On his new album, Tiken Jah Fakoly becomes the archetypal African, whose multiple identity (Dioula, Akan, Sénoufo, Brazilian, African American) is described in the very first song, as if to underline the continent’s cultural wealth spread throughout the world, and its unity too. Today, the African finds themselves in extreme straits, sidelined a little more each day and left behind in the mad race for globalisation. This is the experience Tiken shares with us on his poignant protest album.
Ouvrez les Frontières (Open the Borders), written by Magyd Cherfi (the Zebda singer) and performed with Soprano (Psy4 de la Rime), is the first part of a triptych focusing on the painful subject of immigration. All too often, the only way Africans can escape their condition is to leave, but their search for Eldorado has its dangers (Où aller où? - Where go where?): the images that unfold are distressing indeed. The final part of the triptych is Africain à Paris (African in Paris - an adaptation of Sting’s Englishman in New York).
This partnership with Magyd began on the previous album with Tonton d'America (Uncle from America) and continues here with two other songs, including the deeply moving Soldier. In a duet with Akon, an American rapper with Senegalese roots, Tiken pays tribute to all his ghetto brothers who are caught up in conflicts not of their making, from Iraq to Somalia.
Today, the African is also torn between tradition and modernity. Tiken inveighs against the mediaeval customs of forced marriage (Ayebada) and sexual mutilation (Non à l’excision - No to Excision). There has always been a touch of sadness in his voice, but (and this is one of the wonders of reggae) it is a combative sadness: tireless and ultimately full of hope.
L’Africain was recorded in the studio Tiken has opened in Bamako, named H. Camara after the Ivorian actor he stayed with early in his career and who was subsequently murdered by death squads. This was the first time the musicians who usually play with him on tour had worked together in the studio, and the event was highly symbolic since the group includes more or less the entire spectrum of the diaspora: Ivorians, Beninese, West Indians and Cape Verdeans, as well as a few French artists (should we say a few ‘Franceafricans’?).
From Bamako to London via Paris, the production by Kevin Bacon and Jonathan Quarmby (the Englishmen who produced Finley Quaye’s first album) brings an amazing, futuristic ‘roots’ touch to the whole album, making L’Africain both Tiken’s most traditional and his most contemporary album so far.
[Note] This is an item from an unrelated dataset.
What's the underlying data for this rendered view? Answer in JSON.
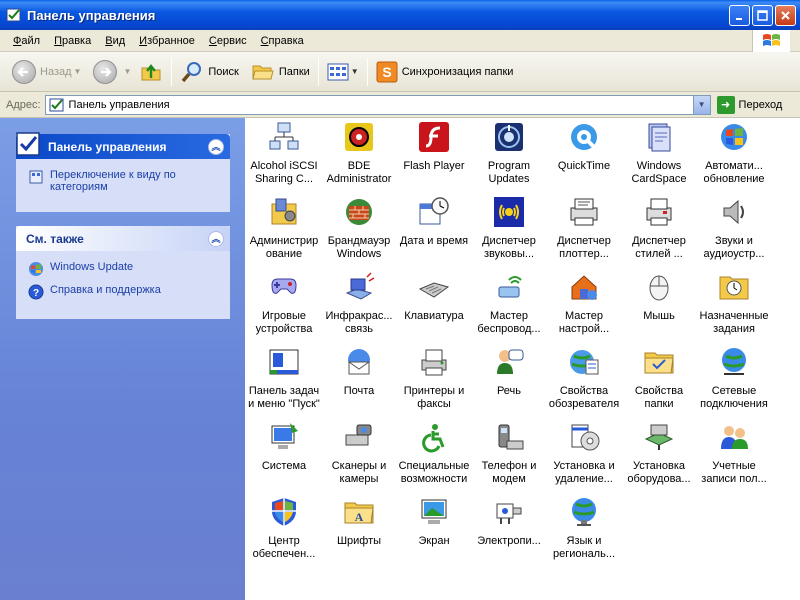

This balance owes as much to the inclusion of hip-hop programming and the use of samples (Geoffrey Oreyma’s Yéyé on Non à l’Excision) as it does to the addition of Mandingo instruments (featuring the kora player Toumani Diabaté on Ma Côte d'Ivoire - My Ivory Coast).
This last song brings a glimmer of hope to L’Africain. Today, Tiken’s country is struggling to put itself back together after narrowly avoiding a civil war. Sung with compatriot Beta Simon, Ma Côte d’Ivoire conveys a message of reconciliation, building a bridge between the two sides, two ethnics groups, two sorrows. With its promise of return and unity, it is an act of faith in the future by a hero of today.